Two third-party titles get a notable mention in the document – Psygnosis' Destruction Derby and WipEout, both of which were key Sony exclusives when the PlayStation launched in the West in 1995. While Psygnosis was a Sony-owned studio, it was still supporting rival systems (WipEout would also come to the N64). However, the document notes that the Saturn versions of both titles had "graphics inferior to PSX versions," and highlighted the need to "move away from 'straight PSX port' process" and "tune to exploit Saturn strengths" by working more closely with Psygnosis.

With the arrival of the Nintendo 64 just around the corner, Sega of America's managers were clearly mindful of the possibility that it could find itself in last place. "Given a $50 H/W price differential, PlayStation could once again outsell Saturn 7:1. With the launch of U64 [Ultra 64, N64's early name] in April/May at $249, Sega Saturn could become the #3 system."

Another portion of the document breaks down how Sony managed to beat Saturn in the US market. "Sony is generally perceived to be cheaper," it reads. "Sony's product (software) looks better than ours. This is driven by our lack of delivering a product that appears to consumers to be better and advertising that focuses on this dimension. PlayStations are better merchandised than Saturn, resulting in more exposure and sampling."

There's an element of grappling with Sega's recent past, as well – and its notable hardware failures. "Sega equity has been damaged by 32X and Sega CD," the document reads – an acknowledgement that the two add-on devices had been commercial duds. "Since PlayStation is newer, some consumers feel that it is technically superior," it continues. "Sony has effectively leveraged their considerable equity from consumer electronics."

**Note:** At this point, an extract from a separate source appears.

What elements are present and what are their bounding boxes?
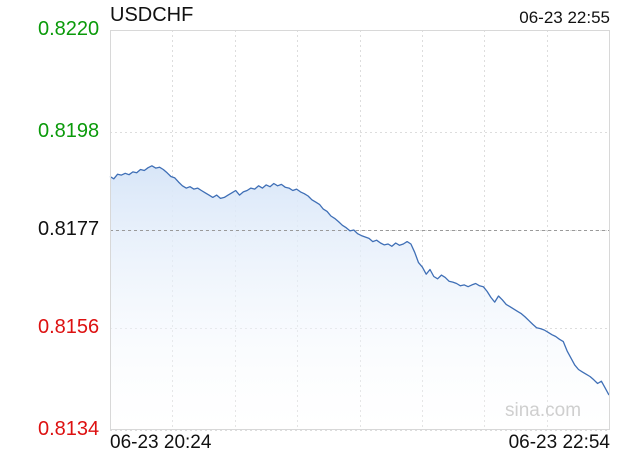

Sports titles had been a key battleground for Sega in the 16-bit war, but by the time the Saturn rolled around, it was clear that the company was being out-matched by Sony. The document highlights the fact that Sega has "no centralized sports development group" and was suffering from an "inability to time product releases with sports season starts due to uncompetitive product quality (NHL Hockey & NBA Action)."

Sony PlayStation
Sony's PlayStation was able to outsell Saturn based on excellent third-party support, more visually impressive games and – in thew West, at least – a lower price at launch — Image: Damien McFerran / Time Extension

Sega's upcoming sports titles are mentioned, including one with the codename "Microprose" NFL, which was apparently six months late and "very low quality" – so bad, in fact, that it was felt that it would "damage Sega and Sega sports if released." The only option, according to the document, was to "kill title or sell to Third Party".

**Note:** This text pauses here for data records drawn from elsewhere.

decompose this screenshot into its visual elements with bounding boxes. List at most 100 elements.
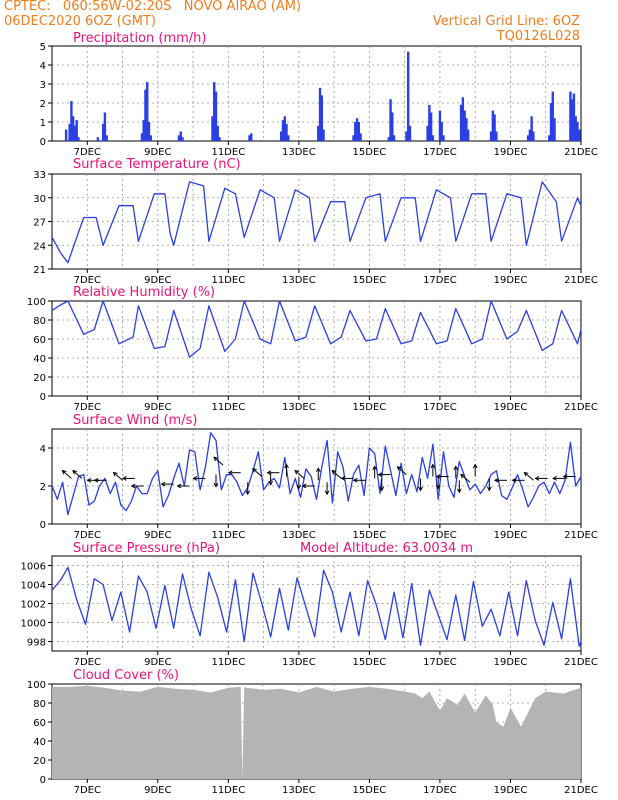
- x-tick-label: 17DEC: [423, 530, 457, 541]
- x-tick-label: 13DEC: [282, 530, 316, 541]
- wind-arrow: [266, 470, 280, 476]
- plot-frame: [51, 173, 582, 270]
- precip-bar: [429, 112, 433, 141]
- wind-arrow-head: [456, 488, 462, 494]
- x-tick-label: 21DEC: [564, 785, 598, 796]
- wind-arrow-head: [324, 490, 330, 496]
- precip-bar: [248, 135, 251, 141]
- wind-arrow-head: [472, 463, 478, 469]
- y-tick-label: 0: [40, 392, 46, 403]
- y-tick-label: 1004: [21, 581, 46, 592]
- precip-bar: [287, 135, 290, 141]
- precip-bar: [428, 104, 431, 141]
- wind-arrow-head: [227, 470, 233, 476]
- y-tick-label: 3: [40, 80, 46, 91]
- precip-bar: [105, 135, 108, 141]
- series-line: [51, 432, 582, 516]
- wind-arrow-shaft: [294, 470, 305, 479]
- y-tick-label: 30: [33, 194, 46, 205]
- wind-arrow: [252, 468, 263, 477]
- wind-arrow-head: [213, 482, 219, 488]
- x-tick-label: 19DEC: [494, 657, 528, 668]
- precip-bar: [463, 110, 466, 141]
- wind-arrow: [352, 477, 366, 483]
- precip-bar: [553, 118, 556, 141]
- precip-bar: [71, 116, 75, 141]
- y-tick-label: 1000: [21, 619, 46, 630]
- x-tick-label: 17DEC: [423, 147, 457, 158]
- wind-arrow-head: [372, 465, 378, 471]
- wind-arrow-shaft: [72, 470, 83, 479]
- precip-bar: [532, 131, 535, 141]
- precip-bar: [322, 129, 325, 141]
- wind-arrow-head: [245, 490, 251, 496]
- x-tick-label: 15DEC: [353, 275, 387, 286]
- precip-bar: [461, 97, 465, 141]
- precip-bar: [493, 114, 496, 141]
- wind-arrow-shaft: [524, 472, 534, 481]
- x-tick-label: 21DEC: [564, 530, 598, 541]
- wind-arrow: [284, 463, 289, 477]
- precip-bar: [406, 51, 410, 142]
- precip-bar: [491, 110, 495, 141]
- y-tick-label: 20: [33, 373, 46, 384]
- y-tick-label: 1002: [21, 600, 46, 611]
- x-tick-label: 11DEC: [211, 530, 245, 541]
- precip-bar: [73, 125, 77, 141]
- wind-arrow: [160, 481, 174, 487]
- precip-bar: [214, 91, 218, 141]
- precip-bar: [250, 133, 253, 141]
- precip-bar: [75, 120, 78, 141]
- precip-bar: [101, 123, 105, 141]
- y-tick-label: 2: [40, 482, 46, 493]
- panel-title: Cloud Cover (%): [73, 668, 179, 683]
- x-tick-label: 13DEC: [282, 402, 316, 413]
- wind-arrow: [301, 483, 315, 489]
- precip-bar: [530, 116, 533, 141]
- y-tick-label: 27: [33, 218, 46, 229]
- wind-arrow-head: [284, 463, 289, 469]
- precip-bar: [103, 112, 107, 141]
- panel-title: Surface Temperature (nC): [73, 157, 241, 172]
- y-tick-label: 21: [33, 265, 46, 276]
- wind-arrow-head: [121, 476, 127, 481]
- wind-arrow-head: [86, 477, 92, 483]
- wind-arrow: [435, 476, 441, 490]
- wind-arrow: [435, 474, 449, 479]
- plot-frame: [51, 555, 582, 652]
- x-tick-label: 15DEC: [353, 530, 387, 541]
- precip-bar: [387, 137, 390, 141]
- precip-bar: [179, 131, 182, 141]
- precip-bar: [218, 137, 221, 141]
- wind-arrow: [294, 469, 305, 479]
- precip-bar: [548, 135, 551, 141]
- precip-bar: [213, 82, 216, 141]
- wind-arrow-head: [61, 469, 67, 475]
- precip-bar: [489, 131, 493, 141]
- y-tick-label: 100: [27, 680, 46, 691]
- precip-bar: [526, 135, 530, 141]
- wind-arrow-head: [315, 467, 321, 473]
- precip-bar: [352, 135, 355, 141]
- y-tick-label: 0: [40, 775, 46, 786]
- precip-bar: [442, 135, 445, 141]
- precip-bar: [549, 103, 553, 141]
- precip-bar: [216, 125, 219, 141]
- header-run-code: TQ0126L028: [496, 29, 580, 44]
- wind-arrow-head: [160, 481, 166, 487]
- cloud-cover-area: [52, 685, 581, 779]
- wind-arrow: [93, 477, 107, 483]
- panel-5: Cloud Cover (%) 0 20 40 60 80 100 7DEC 9DEC 11DEC…: [27, 668, 598, 796]
- wind-arrow-head: [331, 469, 337, 475]
- wind-arrow-head: [435, 474, 441, 479]
- wind-arrow: [372, 465, 378, 479]
- wind-arrow-head: [562, 474, 568, 479]
- y-tick-label: 20: [33, 756, 46, 767]
- x-tick-label: 15DEC: [353, 402, 387, 413]
- y-tick-label: 100: [27, 297, 46, 308]
- x-tick-label: 7DEC: [74, 657, 101, 668]
- panel-3: Surface Wind (m/s) 0 2 4 7DEC 9DEC 11DEC 13DEC 1…: [40, 413, 598, 541]
- y-tick-label: 33: [33, 170, 46, 181]
- y-tick-label: 40: [33, 354, 46, 365]
- wind-arrow: [72, 469, 83, 479]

Sega's other platforms of the period – Genesis and Pico (don't laugh) – also get a mention. The dire state of Sega's reduced marketing budget is laid bare when Kalinske asks why more isn't being done in terms of promotional spend to position the Sega Nomad (a portable Genesis) as a rival to the Game Boy. Sega's Len Ciciretto replies: "Tom, you're going to hear this a lot this year, so you need to realize. When we cut every corner, there isn't much left."

Of particular note is a section later in the document which outlines Sega's plans to turn things around in North America. Ironically, one of those steps was to ignore what the Saturn was really good at – moving 2D sprites – and focus on 3D games instead.

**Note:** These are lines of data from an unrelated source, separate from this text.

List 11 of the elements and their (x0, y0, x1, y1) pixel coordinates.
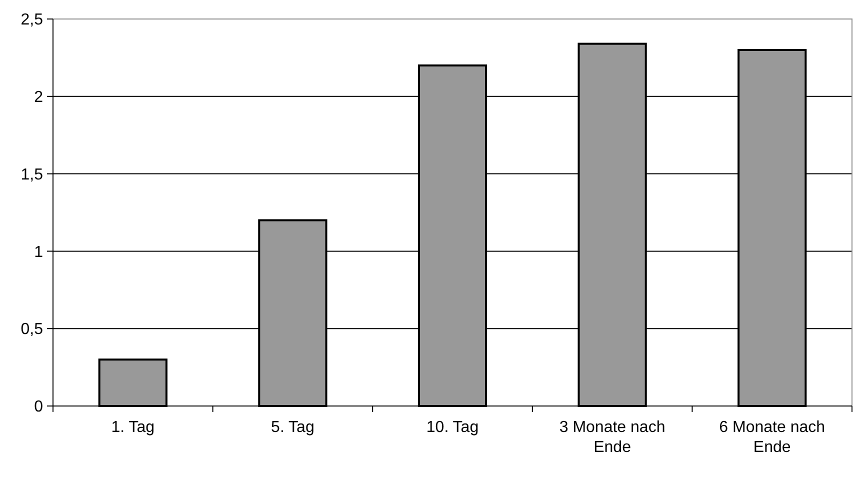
y-tick-label: 1 (34, 244, 44, 261)
y-tick-label: 2,5 (20, 12, 44, 29)
y-tick-label: 0,5 (20, 321, 44, 338)
y-tick-label: 1,5 (20, 166, 44, 184)
x-tick-label: 1. Tag (111, 419, 155, 436)
x-tick-label: 10. Tag (426, 419, 479, 436)
y-tick-label: 0 (34, 398, 44, 416)
x-tick-label: 5. Tag (271, 419, 314, 436)
x-tick-label: 6 Monate nach Ende (719, 419, 826, 456)
y-tick-label: 2 (34, 89, 44, 106)
x-tick-label: 3 Monate nach Ende (559, 419, 666, 456)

"Utilize polygons instead of sprites, to deliver 3-D environments for virtually all titles, (unless technically inappropriate)," it says, before adding that Sega should "develop at least 1-2 'breakthrough' games that leverage Saturn technology which PlayStation can not duplicate". The document also mentions Saturn's modem add-on, and outlines that Sega must release "at least 6 to 8 games that have internet compatibility."

It's hardly a spoiler to mention at this point that Sega wouldn't be able to turn things around with Saturn; it would go on to sell 9.26 million units worldwide compared to PlayStation's 102.49 million and N64's 32.93 million, putting it firmly in third place. However, it remains a firm favourite with Sega fans, especially those wise enough to import a Japanese console to play some of the best arcade ports of the period.